My husband, a physician, walks inside, smooths my back, and asks, “How are you?” We are in the same room, inches apart, and his experience of this moment, this shared space, couldn’t be further from my own. I may as well be Saturn.

 

In 1859, an English astronomer, Richard Carrington, visually observed a solar flare. The sun’s outer atmosphere, its corona, burns at more than a million degrees, hundreds of times hotter than its surface. These extreme temperatures fuel violent explosions like the solar flare Carrington saw. In the days following his observation, powerful coronal mass ejections, large clouds of plasma and magnetic field, launched from the sun’s molten corona on a collision course with Earth. Intense geomagnetic storms ignited Northern Lights as far south as Cuba, disrupting telegraph operations worldwide and setting some telegraph offices on fire.

 

Cluster headaches affect as many people as multiple sclerosis, but are less widely known and even more misunderstood, even by medical professionals. According to the Mayo Clinic, cluster headaches are one of the most painful conditions known to man, deriving their name from the headaches’ cyclical pattern. During a cluster cycle, sufferers experience bouts of extremely painful, one-sided headaches for a number of weeks or months, usually around the same time of year. But the word “headache” is really a misnomer: the pain is in the head, but isn’t like any other headache. John Fletcher, president and founder of The Cluster Headache Foundation says, “It is not a headache in any descriptive sense, but a very powerful, violent, brutal, and traumatic attack that feels physically like you’re taking or just took a cruel beating on the inside of your eye and side of your head. People describe a beast in your head doing severe physical damage. It is absolutely nothing like any typical headache of any kind.” The Mayo Clinic also says cluster headaches are not life-threatening, but arguably that isn’t true. They are also called suicide headaches because the suicide rate for cluster headache sufferers is twenty times the national average.

 

I teach English at a university sixty miles southwest of New Orleans. I enjoy my commute over the Mississippi River, beside the sugar cane fields lining the bayous. I routinely see alligators along the roadside and bald eagles circling the swamps. One morning, a squall line rolled through, the sky turned black then green, and a tornado touched down on the highway in front of me. I pulled over, waited as the storm uprooted trees, threw roofs to the ground, and battered my car with hail, wind and rain. I sat shaking long after it passed, looking at the oak limbs and utility poles scattered across the highway, ruminating on how easily I could have been picked up and thrown among them. But that tornado wasn’t the closest I’ve come to dying on that drive.

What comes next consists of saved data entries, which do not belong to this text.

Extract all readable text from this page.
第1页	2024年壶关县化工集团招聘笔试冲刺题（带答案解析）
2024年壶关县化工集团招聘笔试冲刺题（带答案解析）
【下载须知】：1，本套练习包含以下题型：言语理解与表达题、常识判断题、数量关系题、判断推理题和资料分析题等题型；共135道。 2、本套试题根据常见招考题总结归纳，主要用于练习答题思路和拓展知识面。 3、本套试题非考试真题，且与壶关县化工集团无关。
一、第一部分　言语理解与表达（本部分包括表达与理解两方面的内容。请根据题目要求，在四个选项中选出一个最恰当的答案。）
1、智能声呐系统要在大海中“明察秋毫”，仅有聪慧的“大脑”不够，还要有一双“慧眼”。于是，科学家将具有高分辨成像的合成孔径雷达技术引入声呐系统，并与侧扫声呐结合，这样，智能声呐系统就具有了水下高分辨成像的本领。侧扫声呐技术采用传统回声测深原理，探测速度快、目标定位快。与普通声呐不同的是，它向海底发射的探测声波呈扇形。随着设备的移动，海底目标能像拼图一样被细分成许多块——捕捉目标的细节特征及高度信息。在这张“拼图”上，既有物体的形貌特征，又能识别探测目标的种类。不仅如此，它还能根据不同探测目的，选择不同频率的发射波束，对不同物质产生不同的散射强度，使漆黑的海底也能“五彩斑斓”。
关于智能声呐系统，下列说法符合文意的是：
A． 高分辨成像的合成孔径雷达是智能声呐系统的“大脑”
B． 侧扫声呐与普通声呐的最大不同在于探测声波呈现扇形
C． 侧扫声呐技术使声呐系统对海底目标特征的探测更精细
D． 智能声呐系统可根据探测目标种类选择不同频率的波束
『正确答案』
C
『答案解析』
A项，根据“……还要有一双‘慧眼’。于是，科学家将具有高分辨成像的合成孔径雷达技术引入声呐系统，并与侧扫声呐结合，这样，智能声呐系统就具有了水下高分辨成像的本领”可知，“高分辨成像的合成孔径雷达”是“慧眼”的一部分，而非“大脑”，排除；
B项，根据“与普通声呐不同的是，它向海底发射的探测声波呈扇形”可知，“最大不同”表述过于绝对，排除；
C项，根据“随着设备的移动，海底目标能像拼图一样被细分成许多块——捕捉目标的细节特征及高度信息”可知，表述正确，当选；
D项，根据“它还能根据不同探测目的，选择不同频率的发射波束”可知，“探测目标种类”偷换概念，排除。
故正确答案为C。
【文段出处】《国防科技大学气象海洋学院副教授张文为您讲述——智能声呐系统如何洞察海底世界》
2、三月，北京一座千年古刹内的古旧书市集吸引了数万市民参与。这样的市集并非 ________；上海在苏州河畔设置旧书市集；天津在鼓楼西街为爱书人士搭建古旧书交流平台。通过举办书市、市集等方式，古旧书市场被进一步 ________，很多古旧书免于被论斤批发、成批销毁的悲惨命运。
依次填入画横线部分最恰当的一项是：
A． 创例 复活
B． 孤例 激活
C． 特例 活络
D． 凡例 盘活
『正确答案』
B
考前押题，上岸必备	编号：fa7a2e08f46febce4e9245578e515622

Early one morning, I cross the Mississippi over the Hale-Boggs Bridge, midpoint of my commute, when the electric hum seizes the side of my face, the tempest before my own private storm. I am forty-five minutes from work and forty-five minutes from home. I will not reach either in time.

I stop, turn off the car. Call my department chair, tell her I won’t make it, please cancel my classes. The sunlight burns the windshield. I crawl into my SUV’s cargo area to escape it. Then wait.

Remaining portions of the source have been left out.